I suppose we would not attempt to reimagine classic fiction if we did not think we could bring something of our own to the effort. If all you want to do is tell the same story over again, then you risk boring the reader. Jane Austen already wrote Pride and Prejudice, and if you climb into the ring with her, you’d better bring some moves of your own. Bridget Jones’s Diary is fun not just because it retells Austen, but because author Helen Fielding makes Bridget so much a modern woman, engaged with issues that Elizabeth Bennet would never have encountered, let alone considered appropriate for polite company.

4. Comment on the original. Engage with its issues. Deconstruct.

Jean Rhys’ Wide Sargasso Sea—now widely considered classic fiction in its own right—is a prequel to Charlotte Bronte’s Jane Eyre, telling the story of Mr. Rochester’s first wife. In Jane Eyre, she is the hidden madwoman in the attic, a threat to Jane and her love for Rochester. We spend no time empathizing with her. Rhys tells the story of Antoinette Cosway, a young Creole woman of the West Indies sold into marriage to Rochester and ultimately forced to move with him to England, only to be locked up in his cold mansion, where she slowly goes mad. With the benefit of a century’s understanding of imperialism, and drawing on her own Creole heritage, Rhys shows us this character in a new light. In the process, she opens Charlotte Bronte’s world out into a critique of race and colonialism.



5. Respect the chemistry.

Understand why the original is good in the first place. Here’s where I take a poke at Pride and Prejudice and Zombies, which, it seems to me, does not respect the virtues of Austen’s novel. But wait, didn’t I just say a retelling could deconstruct the original? Yes, but there is a difference between deconstruction, which requires one to understand how the thing was constructed in the first place, and exploitation, where one slaps whatever portico one wants onto the original building, no matter how slapdash or inappropriate, and calls it a renovation. It’s the difference between a reinvention and a one-off joke.

Don’t be too smug about discarding the assumptions of the original author, as if we all know so much better now than they did back then. I expect most of us would not be drawn to write in a world created by another if it did not fascinate us in the first place.

6. Make sure your story can stand on its own.

You’ll likely get some good mileage from the pleasures that readers of the original work will get from revisiting that world. In Pride and Prometheus, I think of some details I planted in the text as “Easter eggs” for those who are hip to Jane Austen and Mary Shelley. For instance, in chapter one I have my heroine Mary Bennet pass by some people in the street who are characters from Austen’s novel Persuasion; elsewhere, my Mary mentions having read A Vindication of the Rights of Women, written by Mary Wollstonecraft, the mother of Mary Shelley.

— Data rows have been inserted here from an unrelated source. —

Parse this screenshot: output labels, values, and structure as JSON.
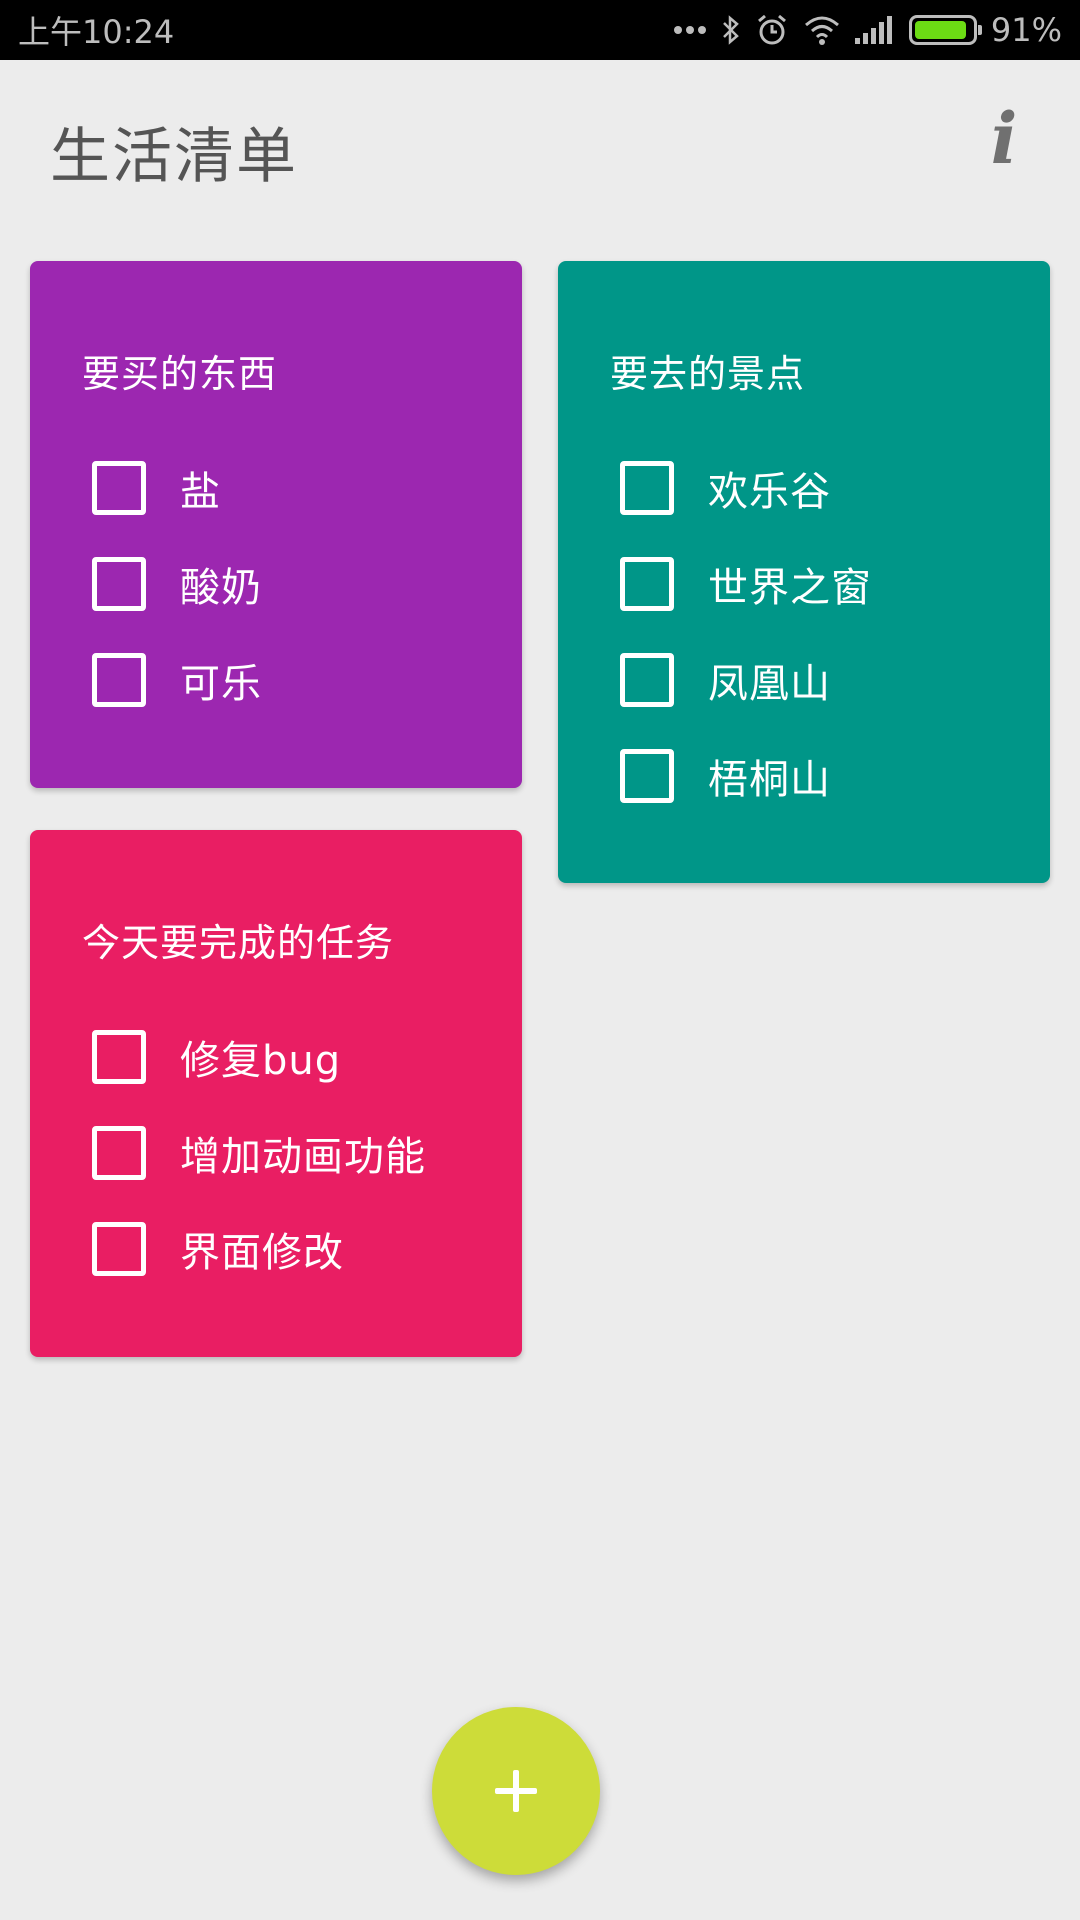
{
  "status_bar": {
    "time": "上午10:24",
    "more_icon": "more-dots-icon",
    "bluetooth_icon": "bluetooth-icon",
    "alarm_icon": "alarm-icon",
    "wifi_icon": "wifi-icon",
    "signal_icon": "signal-icon",
    "battery_level": 0.91,
    "battery_text": "91%",
    "battery_color": "#6cdc14"
  },
  "header": {
    "title": "生活清单",
    "info_label": "i"
  },
  "cards": [
    {
      "title": "要买的东西",
      "color": "#9c27b0",
      "items": [
        "盐",
        "酸奶",
        "可乐"
      ]
    },
    {
      "title": "要去的景点",
      "color": "#009688",
      "items": [
        "欢乐谷",
        "世界之窗",
        "凤凰山",
        "梧桐山"
      ]
    },
    {
      "title": "今天要完成的任务",
      "color": "#e91e63",
      "items": [
        "修复bug",
        "增加动画功能",
        "界面修改"
      ]
    }
  ],
  "fab": {
    "icon": "plus-icon",
    "color": "#cddc39"
  }
}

Fun, right? But if enjoying your book depends too much on familiarity with the original, then at best you are cutting yourself off from a lot of your potential audience, and at worst your story may be incomprehensible. In no way should it be necessary for the reader to pick up on such details: never have any significant plot point turn on something requiring that kind of foreknowledge.


Born in Buffalo, NY, Nebula Award-winning author John Kessel most recently published the new novel Pride and Prometheus. He is the author of the earlier novels The Moon and the Other, Good News from Outer SpaceCorrupting Dr. Nice, and in collaboration with James Patrick Kelly, Freedom Beach. His short story collections are Meeting in Infinity (a New York Times Notable Book), The Pure Product, and The Baum Plan for Financial Independence. Kessel holds a B.A. in Physics and English and a Ph.D. in American Literature. He helped found and served as the first director of the MFA program in creative writing at North Carolina State University, where he has taught since 1982. He and his wife, the novelist Therese Anne Fowler, live and work in Raleigh, NC.